Curl BC
- Sport: Curling
- Jurisdiction: Provincial
- Membership: 81 curling clubs
- Founded: 2004
- Affiliation: Curling Canada
- Headquarters: Burnaby

Official website
- www.curlbc.ca
- Canada

= Curl BC =

Curl BC is the provincial sport governing body responsible for the development, promotion and organization of curling in British Columbia, Canada. Curl BC is also responsible for the championship system that declares provincial representation at Curling Canada events.

The organization has a membership of 25,000 curlers spread over 81 clubs, which are organized into 11 regions.
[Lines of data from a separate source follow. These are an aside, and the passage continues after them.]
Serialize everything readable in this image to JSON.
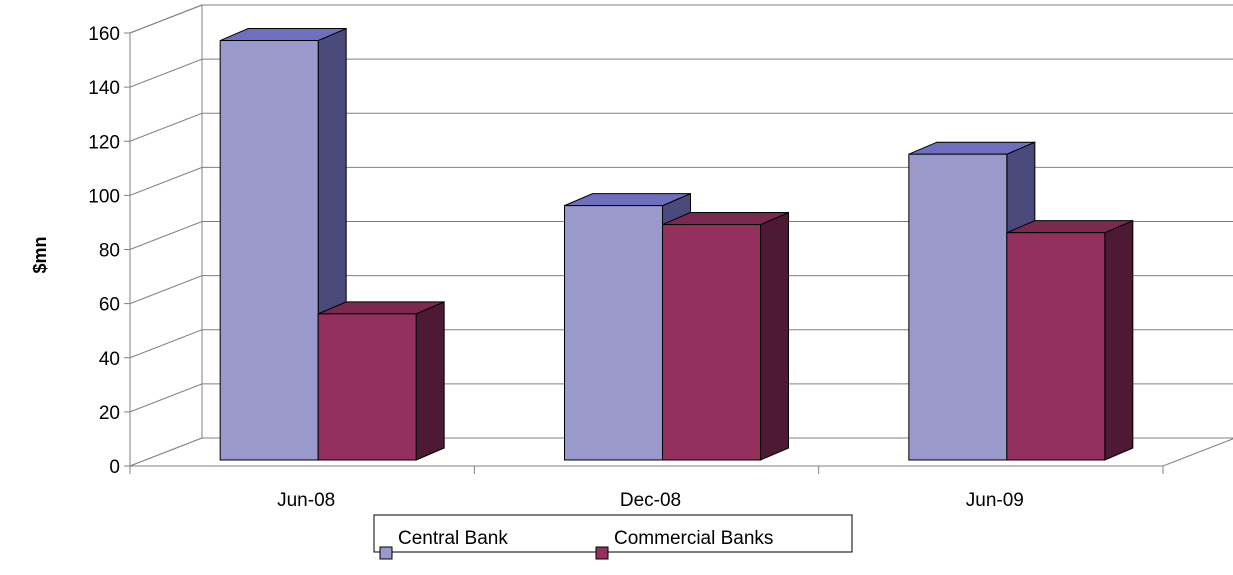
{
  "chart_data": {
    "type": "bar",
    "three_d": true,
    "title": "",
    "xlabel": "",
    "ylabel": "$mn",
    "ylim": [
      0,
      160
    ],
    "yticks": [
      0,
      20,
      40,
      60,
      80,
      100,
      120,
      140,
      160
    ],
    "grid": true,
    "legend_position": "bottom",
    "categories": [
      "Jun-08",
      "Dec-08",
      "Jun-09"
    ],
    "series": [
      {
        "name": "Central Bank",
        "values": [
          155,
          94,
          113
        ],
        "color": "#9999cc",
        "top_color": "#6f6fbf",
        "side_color": "#4a4a7c"
      },
      {
        "name": "Commercial Banks",
        "values": [
          54,
          87,
          84
        ],
        "color": "#93305e",
        "top_color": "#7a2a4f",
        "side_color": "#4e1934"
      }
    ]
  }
}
Curl BC was formed in June 2004 from the amalgamation of the Pacific Coast Curling Association, the British Columbia Interior Curling Association and the British Columbia Ladies’ Curling Association.

Curling clubs in the Northern Rockies Regional Municipality and Peace River Regional District are members of Curling Alberta, not Curl BC.

== Events ==
Curl BC runs nine championship events in the province:

- The Canadian Direct Insurance BC Men's Curling Championship
- The Scotties BC Women's Curling Championship
- The Tim Hortons BC Junior Curling Championships
- The Tim Hortons BC Juvenile Curling Championships (during non BC Winter Games years)
- The Tim Hortons BC Senior Curling Championships
- The AMJ Campbell Van Lines BC Mixed Curling Championship
- The BC Wheelchair Curling Championship
- The BC Masters Curling Championships
- The BC Mixed Doubles Curling Championship

Curl BC also runs an Annual Awards event to recognize athletes, volunteers and supporters of curling in British Columbia.

A Curling Centre of the Year Award is given out in recognition of a centre's service to the curling community. The Langley Curling Club topped its most successful season ever by winning the award for 2012/2013. In 2013/14, the Coquitlam Curling Club was the recipient of the Curling Centre of the Year Award.